FINAL FANTASY Ⅷとは、どんなゲームなのか
FF8は、魔女を討伐するために建てられた傭兵育成施設(ガーデン)からスタートする。主人公のスコールは、このガーデンの生徒だ。彼は、紆余曲折ありながら、ほかの生徒などと協力し、魔女の討伐を目指すことになる。
FF8では、登場キャラクターのうちのほとんどがティーンエイジャーという設定で、それぞれが思春期特有の心の葛藤や、精神的な未熟さを抱えている。さまざまな障害を経験しながら、少しずつ内面的な成長を遂げる彼らの姿が同作品のシナリオの肝となっている。FF8を支持する人は、このシナリオか、後述する音楽に魅了されているはずだ(と、ぼくは勝手に思い込んでいる)。
ストーリー概要
太鼓より受け継がれる「魔女の力」が存在する世界。
軍事大国ガルバディアが、魔女イデアと手を組み平和を脅かそうとしていた。
傭兵育成学校バラムガーデンに所属する特殊部隊SeeDの一員であるスコールは、
ガーデン所属の仲間達やレジスタンスのメンバーであるリノアと共に、
ガーデンを敵視する魔女イデアとの戦いの渦へと巻き込まれてゆく――。
また、それまでのFFとは一線を画すシステムも特徴だ。ショップからの購入や育成によって使えていた魔法が、おもに敵から収集するアイテムのようなものになった。そして、FF8では、この魔法を各ステータスに装備(ジャンクション)してキャラを強化していくのだ。要領さえわかれば、序盤からHPがカンスト(カウンターストップの略で、上限のこと)したり、凄まじい攻撃力で敵を圧倒したりすることも可能になる。同タイトルでは、レベルによってではなく、魔法を装備することによってキャラを育成していく特徴を持っている。
オリジナル版より。魔女暗殺計画
実は、FF8はシリーズの中でも賛否両論巻き起こっている作品だ。RPGの根本となるキャラクターの強化システムが複雑だったこと。レベルアップを重ねることで敵も強くなってしまう仕様だったこと。シナリオがある種ラブストーリー的な展開で、既存のファンが支持してきたFFとはテイストが違ったこと。これらが主な要因だろう。1999年の発売当時まだ少年だったぼくも、難解なシステムには苦しめられたし、倒せないボスの存在や、行き先不明によって詰む経験もした。シナリオについては、ファンタジー好きにラブストーリーを売ってしまったところがあり、否定的な意見にも理解してしまうのが正直なところだ。

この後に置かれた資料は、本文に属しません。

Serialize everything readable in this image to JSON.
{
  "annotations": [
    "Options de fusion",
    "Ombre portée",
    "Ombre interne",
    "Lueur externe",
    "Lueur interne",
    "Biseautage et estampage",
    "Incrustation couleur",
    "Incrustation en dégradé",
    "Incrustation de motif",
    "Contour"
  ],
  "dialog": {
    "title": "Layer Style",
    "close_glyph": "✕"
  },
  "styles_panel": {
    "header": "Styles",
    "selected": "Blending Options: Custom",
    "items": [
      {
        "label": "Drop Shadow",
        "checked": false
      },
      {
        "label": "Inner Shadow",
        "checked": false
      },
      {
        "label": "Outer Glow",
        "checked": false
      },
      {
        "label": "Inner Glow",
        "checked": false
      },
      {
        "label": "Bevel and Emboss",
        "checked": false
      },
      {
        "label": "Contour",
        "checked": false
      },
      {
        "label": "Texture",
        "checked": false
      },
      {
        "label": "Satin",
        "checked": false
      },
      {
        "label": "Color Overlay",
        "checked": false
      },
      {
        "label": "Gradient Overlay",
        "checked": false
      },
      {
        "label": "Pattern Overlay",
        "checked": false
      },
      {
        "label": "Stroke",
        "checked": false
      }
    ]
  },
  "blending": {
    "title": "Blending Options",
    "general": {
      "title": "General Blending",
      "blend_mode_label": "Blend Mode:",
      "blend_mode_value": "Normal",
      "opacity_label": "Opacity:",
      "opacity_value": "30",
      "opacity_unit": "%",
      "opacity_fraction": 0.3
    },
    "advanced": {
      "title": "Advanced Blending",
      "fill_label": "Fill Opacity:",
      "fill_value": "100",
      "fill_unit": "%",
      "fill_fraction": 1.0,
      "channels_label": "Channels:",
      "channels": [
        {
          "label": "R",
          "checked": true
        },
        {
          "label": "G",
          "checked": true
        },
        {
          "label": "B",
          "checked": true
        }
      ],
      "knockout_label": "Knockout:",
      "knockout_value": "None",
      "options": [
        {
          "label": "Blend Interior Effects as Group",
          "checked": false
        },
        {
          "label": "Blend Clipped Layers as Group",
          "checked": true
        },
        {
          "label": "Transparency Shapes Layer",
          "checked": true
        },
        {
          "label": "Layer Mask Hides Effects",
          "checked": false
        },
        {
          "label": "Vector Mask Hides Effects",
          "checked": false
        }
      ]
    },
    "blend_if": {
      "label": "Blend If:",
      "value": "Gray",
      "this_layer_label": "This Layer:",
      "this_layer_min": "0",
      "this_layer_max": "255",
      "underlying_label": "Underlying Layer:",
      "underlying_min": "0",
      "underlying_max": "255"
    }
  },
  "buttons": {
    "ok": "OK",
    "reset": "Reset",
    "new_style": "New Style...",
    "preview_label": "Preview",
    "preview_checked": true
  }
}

しかし、だからこそ、リマスター版が出たこのタイミングで、もう一度プレイしてほしいともおもう。きっとシステムの難しさも理解でき、昔詰まった敵も倒せるようになっているはずだ。そして、当時はラブストーリーと感じたシナリオも、あらためてプレイし直すとヒューマンドラマに見えてくる。ぼくたちが大人になった分、昔は気づかなかったキャラの心の機微がわかるのだ。
スコールはなぜ心を閉ざしているのか。
リノアはなぜスコールに惹かれたのか。
セルフィが途中から方言を話す理由は?
重大任務を前にしたアーヴァインの葛藤とは。
見えてくる背景は、挙げればキリがないほど。システム周りも含めたオリジナル版の作り込みが伝わってくる作品、それがリマスター版FF8だった。そう、FF8は、少年少女には少し難しすぎたのだ。(※キャラクターについてはコチラを参照)
フェイ・ウォンが歌うテーマソング「Eyes On Me」も当時話題となった
FF8では、従来の召喚獣(シリーズに登場する伝説上の存在で、人間を超越した力により、主人公たちの力となる)がG.F.(ガーディアンフォース)の名で登場する。特殊部隊として訓練を受けているスコールたちとは言え、G.F.が持つ特別な力がなければ、魔女はおろか、モンスターとも戦えない。物語が進むにつれて、G.F.の強大な力が持つ人間への副作用も明らかとなるが、「魔女を倒すためにこの力は手放せない」とスコールたちは決断する。この一連の流れは、利便性至上の考え方が黎明期だった1999年から、徐々にそれに支配されつつある現代社会へと送る、テーゼのようなものなのかもしれない。